Posted: Thursday 10th July 2014 at 18:41 pm

Zuugah Tiigah to bring fresh ideas to project UER

Mr James Zuugag Tiigah

Mr James Zuugag Tiigah



Mr James Zuugag Tiigah
Accra, July 10, GNA – Mr James Zuugag Tiigah, Minister-designate for the Upper East Region, is set to bring new ideas to promote business and investment towards the overall development of the region.

Exhibiting confidence and poise, the accounting and tax man, described himself as a team- player, and promised to work with all stakeholders to boost agriculture, promote tourism and improve the road network in the region, if he gets the nod from Parliament to represent President John Mahama in carrying out his development agenda for the region.

Mr Tiigah told the Vetting Committee of Parliament in Accra, when he appeared before it that he would bring his experience as a public and civil servant to bear on his new managerial position, if he is made the Minister for the Upper East Region.

Mr Tiigah, until recently the Chief Treasury Officer at the Permanent Mission of Ghana to the United Nations, is among several people nominated by President Mahama in a recent reshuffle, as the Minister-designate for Upper East.

Other nominees who were also vetted by the Committee on Wednesday were Nii Osah Mills, former President of the Ghana Bar Association, Mr Aquinas Tawiah Quansah, out-going Deputy Minister of Fisheries and Aquaculture, as Minister-designate for the Central Region; and Mr Antwi-Boasiako Sekyere, out-going Deputy Minister for Employment and Labour Relations as Minister-designate for the Eastern Region.

When asked about protests of his nomination Mr Tiigah told the Committee that he was not aware, but however dwelt on his experience to reconcile people, and would marshal all available resources towards the resolution of conflicts in the region.

He promised further to restore peace in troubled areas, particularly Bawku, and invited people with shades of opinion, to come and work together to ensure accelerated development of the region.
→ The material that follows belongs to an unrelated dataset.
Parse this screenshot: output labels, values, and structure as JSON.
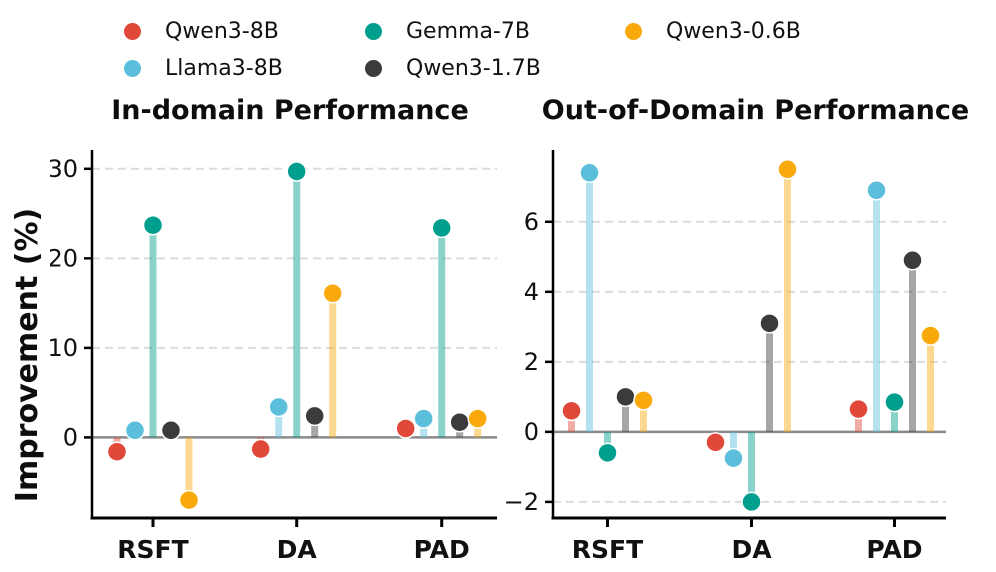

He praised the Savannah Accelerated Development Authority (SADA) programme, and commended President Mahama for the appointment of a new Chief Executive Officer and a new board to the Authority.

Mr Tiigah promised to collaborate with agricultural engineers to develop dug-outs to ensure the availability of water for all year round agriculture, and also create a website solely for the promotion of tourism and investment in the region.

He mentioned, for example, that there is a small agricultural station at Garu, ‘the only station where you have blind people farming,’ adding that he would popularize such centres for people to see that people with disabilities can do a lot of things.

For his part, Nii Mills, designated for the Lands and Natural Resources Ministry, promised to work harder, and ensure that surveyors were given more training to properly carry out the mapping of lands.

He said he would also ensure that they had equipment, with modern office complexes to reduce congestion, as well as improve on the process for the holding of land titles.

He outlined a number of measures he will institute to address the galamsey menace when given the nod.

On his resignation as the former President of the GBA, Nii Mills stated that there was nothing dishonest about his resignation.

Mr Quansah, nominee for the Central Region, informed the Committee that the concrete works on the Cape Coast Stadium was 100 per cent complete, and what was left are the seats and auxiliary structures.

He promised to collaborate with the Hydrological Services Department and the Ministry of Food and Agriculture to improve water systems in the region for the better development of Agriculture.

‘Agro processing will be one of the major drives,’ he declared.

Mr Quansah announced that the development of cold stores in Prampram, Nyanyano, Kormantse, Shama, New Takoradi and Half Assini, had been completed as part of the fulfillment of the campaign promises of the ruling NDC, adding that.it was left with the installation of transformers to make them operational.

Mr Quansah blamed the depletion of fingerlings on irregular fishing methods, such the use of trawlers which ‘sweep away’ the fishes, and the use of light and dynamite in fishing

‘I will advise the fishers to do the right thing; they should stay off fishing for a while.’

He described the occasional traffic jam in Kasoa in the Central Region, which delays travel time as a   ‘human challenge,’ and security issue, promising, ‘we’ll sit down with the Regional Security Council (REGSEC) and see how best to handle the situation.’

Mr Sekyere, the Minister-designate for the Eastern Region, who was a former Chief of Staff of the former campaign office of the late President Atta Mills, advocated a moratorium on salary increases, to arrest the increasing government wage bill.

He promised to improve on the development of tourism in the Eastern Region.